“These gashes won't amount to much, unless the claws were poisoned. You'll have to make me a crutch, and give me a couple of days to get rid of the stiffness, but then I'll be all right.”
“How did you and the bear get into this scrimmage, anyhow? You surely didn't go hunting him with that there six shooter?”
“Not I. The wind was blowing hard toward me, so he didn't smell nor hear me, and I ran right on to him. Shep was not there to warn me, but if he hadn't come back just as he did, or if I hadn't been able to get at my revolver, Old Ephraim would ha' used me up in about a minute.”
“I ain't a betting on one pistol shot against a grizzly, anyhow.”

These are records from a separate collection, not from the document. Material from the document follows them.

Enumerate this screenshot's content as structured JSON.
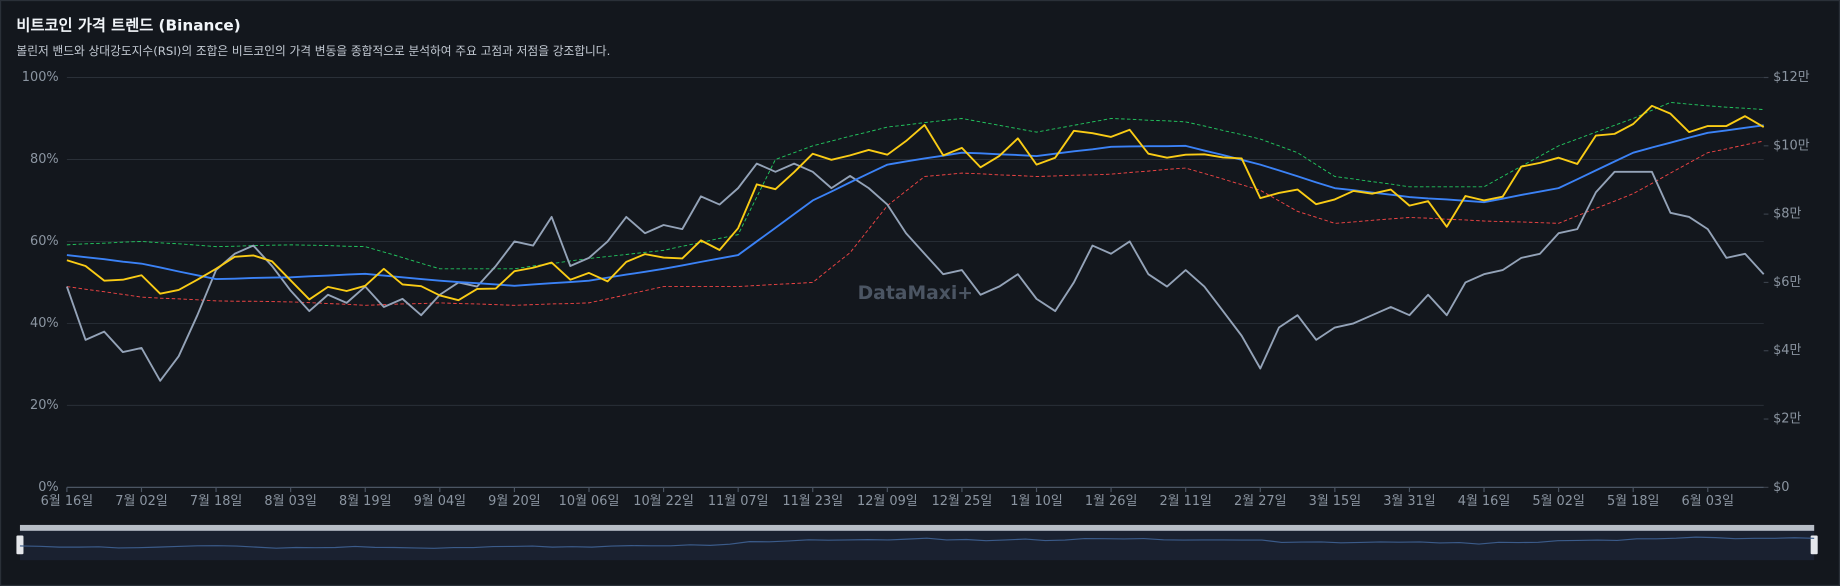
{
  "chart_data": {
    "type": "line",
    "title": "비트코인 가격 트렌드 (Binance)",
    "subtitle": "볼린저 밴드와 상대강도지수(RSI)의 조합은 비트코인의 가격 변동을 종합적으로 분석하여 주요 고점과 저점을 강조합니다.",
    "watermark": "DataMaxi+",
    "categories": [
      "6월 16일",
      null,
      null,
      null,
      "7월 02일",
      null,
      null,
      null,
      "7월 18일",
      null,
      null,
      null,
      "8월 03일",
      null,
      null,
      null,
      "8월 19일",
      null,
      null,
      null,
      "9월 04일",
      null,
      null,
      null,
      "9월 20일",
      null,
      null,
      null,
      "10월 06일",
      null,
      null,
      null,
      "10월 22일",
      null,
      null,
      null,
      "11월 07일",
      null,
      null,
      null,
      "11월 23일",
      null,
      null,
      null,
      "12월 09일",
      null,
      null,
      null,
      "12월 25일",
      null,
      null,
      null,
      "1월 10일",
      null,
      null,
      null,
      "1월 26일",
      null,
      null,
      null,
      "2월 11일",
      null,
      null,
      null,
      "2월 27일",
      null,
      null,
      null,
      "3월 15일",
      null,
      null,
      null,
      "3월 31일",
      null,
      null,
      null,
      "4월 16일",
      null,
      null,
      null,
      "5월 02일",
      null,
      null,
      null,
      "5월 18일",
      null,
      null,
      null,
      "6월 03일",
      null,
      null,
      null
    ],
    "series": [
      {
        "color": "#22c55e",
        "style": "dashed",
        "axis": "y2",
        "values": [
          71000,
          71300,
          71500,
          71800,
          72000,
          71600,
          71300,
          70900,
          70500,
          70600,
          70800,
          70900,
          71000,
          70900,
          70800,
          70600,
          70500,
          68900,
          67300,
          65600,
          64000,
          64000,
          64000,
          64000,
          64000,
          64800,
          65500,
          66300,
          67000,
          67600,
          68200,
          68800,
          69400,
          70600,
          71700,
          72900,
          74000,
          85000,
          96000,
          98000,
          100000,
          101400,
          102800,
          104100,
          105500,
          106100,
          106800,
          107400,
          108000,
          107000,
          106000,
          105000,
          104000,
          105000,
          106000,
          107000,
          108000,
          107800,
          107500,
          107300,
          107000,
          105800,
          104500,
          103300,
          102000,
          100000,
          98000,
          94500,
          91000,
          90300,
          89500,
          88800,
          88000,
          88000,
          88000,
          88000,
          88000,
          91000,
          94000,
          97000,
          100000,
          102000,
          104000,
          106000,
          108000,
          110400,
          112700,
          112200,
          111700,
          111300,
          111000,
          110600
        ]
      },
      {
        "color": "#ef4444",
        "style": "dashed",
        "axis": "y2",
        "values": [
          58800,
          58000,
          57300,
          56500,
          55700,
          55400,
          55200,
          54900,
          54600,
          54500,
          54500,
          54400,
          54300,
          54100,
          53800,
          53600,
          53300,
          53500,
          53700,
          53800,
          54000,
          53800,
          53700,
          53500,
          53300,
          53500,
          53700,
          53800,
          54000,
          55200,
          56400,
          57600,
          58800,
          58800,
          58800,
          58800,
          58800,
          59100,
          59400,
          59700,
          60000,
          64400,
          68700,
          75600,
          82500,
          86800,
          91000,
          91500,
          92000,
          91800,
          91500,
          91300,
          91000,
          91200,
          91400,
          91500,
          91700,
          92200,
          92600,
          93100,
          93500,
          91900,
          90300,
          88600,
          87000,
          83900,
          80800,
          79100,
          77300,
          77700,
          78200,
          78600,
          79000,
          78800,
          78500,
          78300,
          78000,
          77800,
          77700,
          77500,
          77300,
          79500,
          81700,
          83800,
          86000,
          89000,
          92000,
          95000,
          98000,
          99100,
          100300,
          101400
        ]
      },
      {
        "color": "#94a3b8",
        "style": "solid",
        "axis": "y",
        "values": [
          49,
          36,
          38,
          33,
          34,
          26,
          32,
          42,
          53,
          57,
          59,
          54,
          48,
          43,
          47,
          45,
          49,
          44,
          46,
          42,
          47,
          50,
          49,
          54,
          60,
          59,
          66,
          54,
          56,
          60,
          66,
          62,
          64,
          63,
          71,
          69,
          73,
          79,
          77,
          79,
          77,
          73,
          76,
          73,
          69,
          62,
          57,
          52,
          53,
          47,
          49,
          52,
          46,
          43,
          50,
          59,
          57,
          60,
          52,
          49,
          53,
          49,
          43,
          37,
          29,
          39,
          42,
          36,
          39,
          40,
          42,
          44,
          42,
          47,
          42,
          50,
          52,
          53,
          56,
          57,
          62,
          63,
          72,
          77,
          77,
          77,
          67,
          66,
          63,
          56,
          57,
          52
        ]
      },
      {
        "color": "#3b82f6",
        "style": "solid",
        "axis": "y2",
        "values": [
          68000,
          67400,
          66800,
          66100,
          65500,
          64400,
          63200,
          62100,
          61000,
          61100,
          61300,
          61400,
          61500,
          61800,
          62000,
          62300,
          62500,
          62000,
          61500,
          61000,
          60500,
          60100,
          59800,
          59400,
          59000,
          59400,
          59800,
          60100,
          60500,
          61400,
          62300,
          63100,
          64000,
          65000,
          66000,
          67000,
          68000,
          72000,
          76000,
          80000,
          84000,
          86600,
          89300,
          91900,
          94500,
          95400,
          96300,
          97100,
          98000,
          97800,
          97500,
          97300,
          97000,
          97700,
          98400,
          99000,
          99700,
          99800,
          99900,
          99900,
          100000,
          98600,
          97300,
          95900,
          94500,
          92800,
          91100,
          89300,
          87600,
          87000,
          86300,
          85700,
          85000,
          84600,
          84300,
          83900,
          83500,
          84500,
          85600,
          86600,
          87600,
          90200,
          92800,
          95400,
          98000,
          99500,
          100900,
          102400,
          103800,
          104500,
          105300,
          106000
        ]
      },
      {
        "color": "#facc15",
        "style": "solid",
        "axis": "y2",
        "values": [
          66500,
          64800,
          60500,
          60800,
          62100,
          56700,
          57800,
          60800,
          64000,
          67500,
          67900,
          66200,
          60600,
          55000,
          58700,
          57500,
          59000,
          64000,
          59400,
          58900,
          56200,
          54800,
          58100,
          58200,
          63300,
          64300,
          65800,
          60800,
          62800,
          60300,
          66000,
          68300,
          67300,
          67000,
          72300,
          69500,
          75900,
          88700,
          87300,
          92300,
          97700,
          95900,
          97200,
          98800,
          97400,
          101400,
          106100,
          97200,
          99400,
          93700,
          97000,
          102200,
          94500,
          96500,
          104400,
          103700,
          102600,
          104700,
          97700,
          96500,
          97400,
          97500,
          96600,
          96300,
          84700,
          86200,
          87200,
          82900,
          84300,
          86800,
          86000,
          87200,
          82500,
          83800,
          76300,
          85300,
          84000,
          85100,
          93900,
          95000,
          96500,
          94700,
          103000,
          103500,
          106400,
          111700,
          109400,
          104000,
          105800,
          105800,
          108700,
          105500
        ]
      }
    ],
    "ylim": [
      0,
      100
    ],
    "yticks": [
      {
        "value": 0,
        "label": "0%"
      },
      {
        "value": 20,
        "label": "20%"
      },
      {
        "value": 40,
        "label": "40%"
      },
      {
        "value": 60,
        "label": "60%"
      },
      {
        "value": 80,
        "label": "80%"
      },
      {
        "value": 100,
        "label": "100%"
      }
    ],
    "y2lim": [
      0,
      120000
    ],
    "y2ticks": [
      {
        "value": 0,
        "label": "$0"
      },
      {
        "value": 20000,
        "label": "$2만"
      },
      {
        "value": 40000,
        "label": "$4만"
      },
      {
        "value": 60000,
        "label": "$6만"
      },
      {
        "value": 80000,
        "label": "$8만"
      },
      {
        "value": 100000,
        "label": "$10만"
      },
      {
        "value": 120000,
        "label": "$12만"
      }
    ],
    "grid": true
  }
}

“Of course, the chances were about one in a thousand, but I wasn't going to die without a shot. I suppose the bullet struck the lower part of the brain.”
“Yes,” said Bill, who had been probing its track. “Tore it all to pieces. But what was the bear after in that brush?”
“Give it up—ants, likely. You know—Great Scott! What's that dog got now?” Shep was coming out of the bushes, dragging a package wrapped in buckskin which was almost too heavy for him to handle. Cooper went and took it from him and brought it to the fire. It was a sort of pouch firmly tied with a thong. Running a knife under this the bundle fell apart, and a double handful of flakes and nuggets of gold and quartz rolled out.
“The cache!” Tom shouted, comprehending instantly the meaning of this. “The bear was tearing it to pieces!”
It was true. His strong feet had displaced the loosely-heaped stones, and a half-devoured side of bacon lay close by where the animal had been disturbed.
Evidently the marauder had just begun his work. There remained in the cache two more pouches of gold—perhaps a quart of the metal pieces in all, more or less pure, for all of it had been dug out of a vein with hammer and knife point, none of the fragments showing the water-worn roundness characteristic of placer gold. Then there were a small quantity of provisions, some ammunition and a small rosewood box with an ornamental brass lock having a remarkably small and irregular keyhole.